+870 
+870 I found the answer my teacher gave me:
A(2,0); let B be the point of coordinates \((x,\sqrt{x}) \\\text{With } x \geq 0\)
The formula to calculate the distance between to points M(xM,yM) and N(xN,yN) is \(MN=\sqrt{(x_N-x_M)^2+(y_N-y_M)^2}\)
So \(AB=\sqrt{(x-2)^2+(\sqrt{x}-0)^2} \\AB^2=(x-2)^2+\sqrt{x}^2 \\AB^2=x^2-4x+4+x=x^2-3x+4\)
We end up with a quadratic polynomial (the expression has the form ax2+bx+c, here a=1, b=-3 and c=4). Since a=1>0, the polynomial has a minimum. The formula to calculate the extremum E (minimum or maximum) of a quadratic polynomial ax2+bx+c is \(E=\frac{-b}{2a}\)

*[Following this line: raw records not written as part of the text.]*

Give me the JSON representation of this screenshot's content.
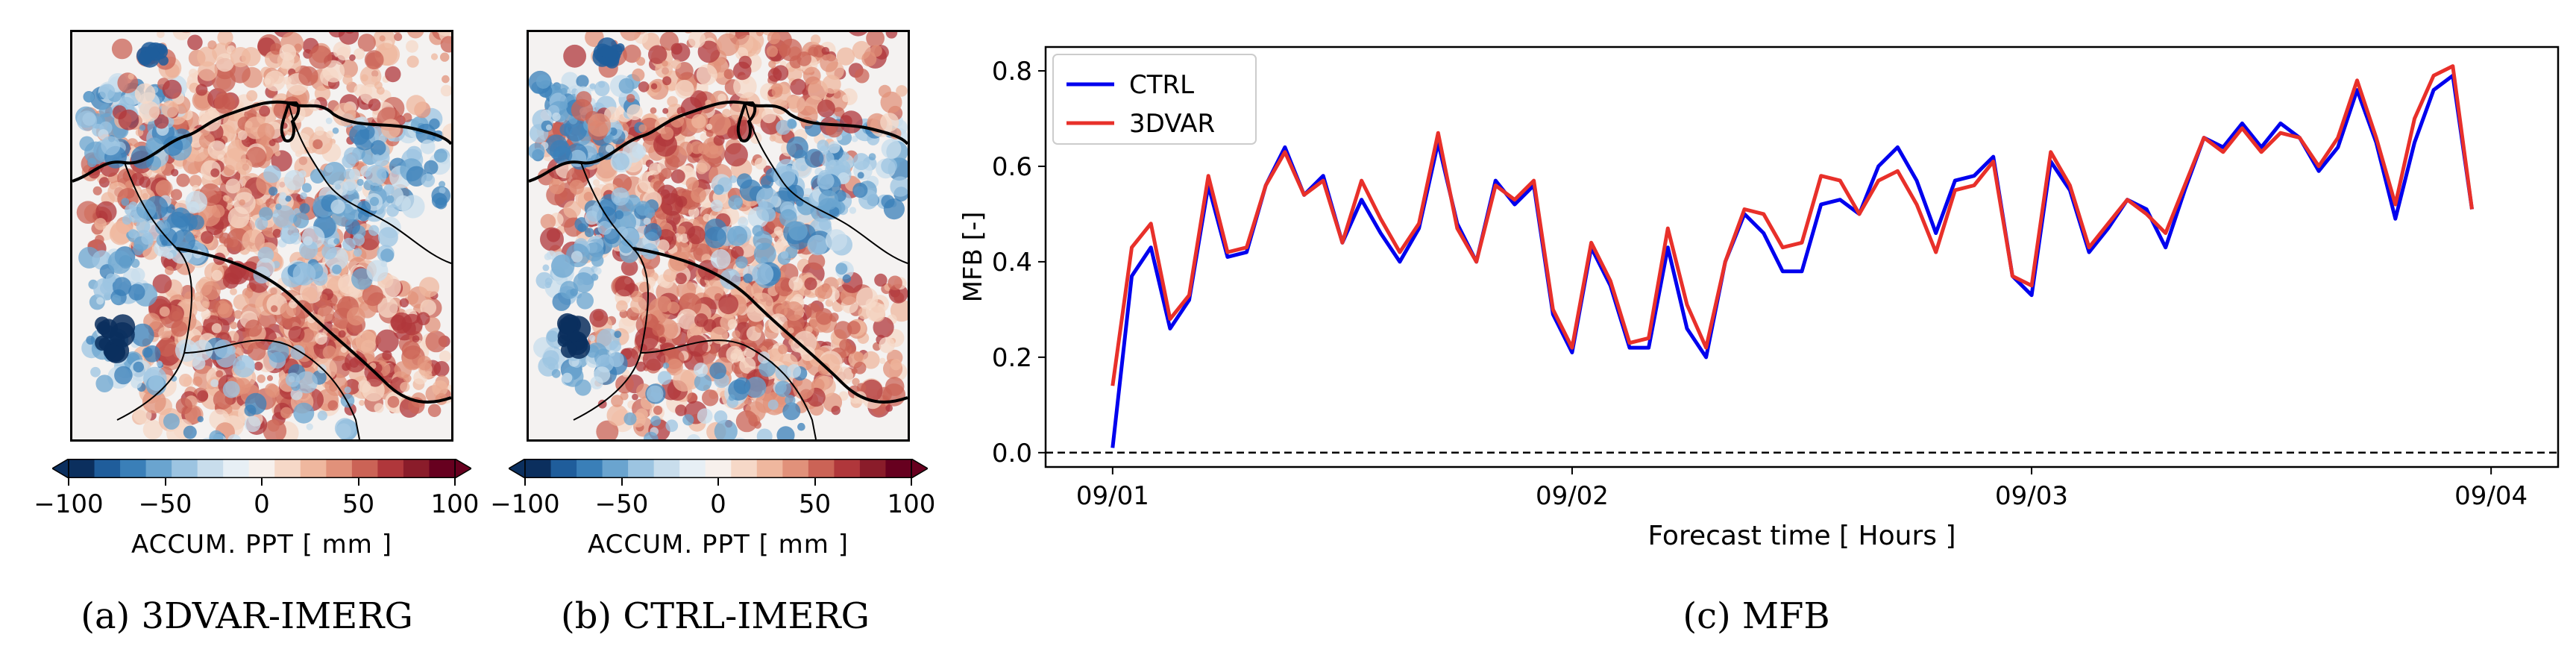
{
  "panels": [
    {
      "caption": "(a) 3DVAR-IMERG",
      "cbar_label": "ACCUM. PPT  [ mm ]",
      "cbar_ticks": [
        "−100",
        "−50",
        "0",
        "50",
        "100"
      ]
    },
    {
      "caption": "(b) CTRL-IMERG",
      "cbar_label": "ACCUM. PPT  [ mm ]",
      "cbar_ticks": [
        "−100",
        "−50",
        "0",
        "50",
        "100"
      ]
    }
  ],
  "colorbar_colors": [
    "#0b2f5e",
    "#1f5d9b",
    "#3a7fb8",
    "#6aa4cf",
    "#9cc4e1",
    "#c8ddec",
    "#e7eff5",
    "#f7f0ec",
    "#f6d8c7",
    "#efb79e",
    "#e1917a",
    "#cb6356",
    "#b0373b",
    "#8a1c2a",
    "#67001f"
  ],
  "chart_data": {
    "type": "line",
    "caption": "(c) MFB",
    "xlabel": "Forecast time [ Hours ]",
    "ylabel": "MFB [-]",
    "ylim": [
      -0.03,
      0.85
    ],
    "yticks": [
      0.0,
      0.2,
      0.4,
      0.6,
      0.8
    ],
    "ytick_labels": [
      "0.0",
      "0.2",
      "0.4",
      "0.6",
      "0.8"
    ],
    "xticks": [
      1,
      25,
      49,
      73
    ],
    "xtick_labels": [
      "09/01",
      "09/02",
      "09/03",
      "09/04"
    ],
    "xlim": [
      -2.5,
      76.5
    ],
    "reference_line": {
      "y": 0.0,
      "style": "dashed"
    },
    "legend": "top-left",
    "series": [
      {
        "name": "CTRL",
        "color": "#0000ee",
        "values": [
          0.01,
          0.37,
          0.43,
          0.26,
          0.32,
          0.56,
          0.41,
          0.42,
          0.56,
          0.64,
          0.54,
          0.58,
          0.44,
          0.53,
          0.46,
          0.4,
          0.47,
          0.65,
          0.48,
          0.4,
          0.57,
          0.52,
          0.56,
          0.29,
          0.21,
          0.43,
          0.35,
          0.22,
          0.22,
          0.43,
          0.26,
          0.2,
          0.4,
          0.5,
          0.46,
          0.38,
          0.38,
          0.52,
          0.53,
          0.5,
          0.6,
          0.64,
          0.57,
          0.46,
          0.57,
          0.58,
          0.62,
          0.37,
          0.33,
          0.61,
          0.55,
          0.42,
          0.47,
          0.53,
          0.51,
          0.43,
          0.55,
          0.66,
          0.64,
          0.69,
          0.64,
          0.69,
          0.66,
          0.59,
          0.64,
          0.76,
          0.65,
          0.49,
          0.65,
          0.76,
          0.79,
          0.51
        ]
      },
      {
        "name": "3DVAR",
        "color": "#e8302a",
        "values": [
          0.14,
          0.43,
          0.48,
          0.28,
          0.33,
          0.58,
          0.42,
          0.43,
          0.56,
          0.63,
          0.54,
          0.57,
          0.44,
          0.57,
          0.49,
          0.42,
          0.48,
          0.67,
          0.47,
          0.4,
          0.56,
          0.53,
          0.57,
          0.3,
          0.22,
          0.44,
          0.36,
          0.23,
          0.24,
          0.47,
          0.31,
          0.22,
          0.4,
          0.51,
          0.5,
          0.43,
          0.44,
          0.58,
          0.57,
          0.5,
          0.57,
          0.59,
          0.52,
          0.42,
          0.55,
          0.56,
          0.61,
          0.37,
          0.35,
          0.63,
          0.56,
          0.43,
          0.48,
          0.53,
          0.5,
          0.46,
          0.56,
          0.66,
          0.63,
          0.68,
          0.63,
          0.67,
          0.66,
          0.6,
          0.66,
          0.78,
          0.66,
          0.52,
          0.7,
          0.79,
          0.81,
          0.51
        ]
      }
    ]
  }
}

So the x coordinate of the minimum M of the polynomial (the x coordinate of B) is \(\frac{3}{2}=1.5\)
And the minimum (y coordinate of B) is \(\sqrt{3/2}\)
So the coordinates of B are \((\frac{3}{2}; \sqrt{3/2})\)
Ah, and I'm silly too, I never found a distance AB of 1.25; here's the result I got:
\(AB=\sqrt{(x_B-x_A)^2+(y_B-y_A)^2} \\AB=\sqrt{(\frac{3}{2}-2)^2+(\sqrt{\frac{3}{2}}-0)^2} \\AB=\sqrt{\frac{1}{4}+\frac{3}{2}}=\sqrt{\frac{7}{4}}\)
So heureka your result for distance seems to be wrong, but I didn't take away some points because I didn't ask for the distance in the question; you gave me the correct coordinates of B, so that's OK.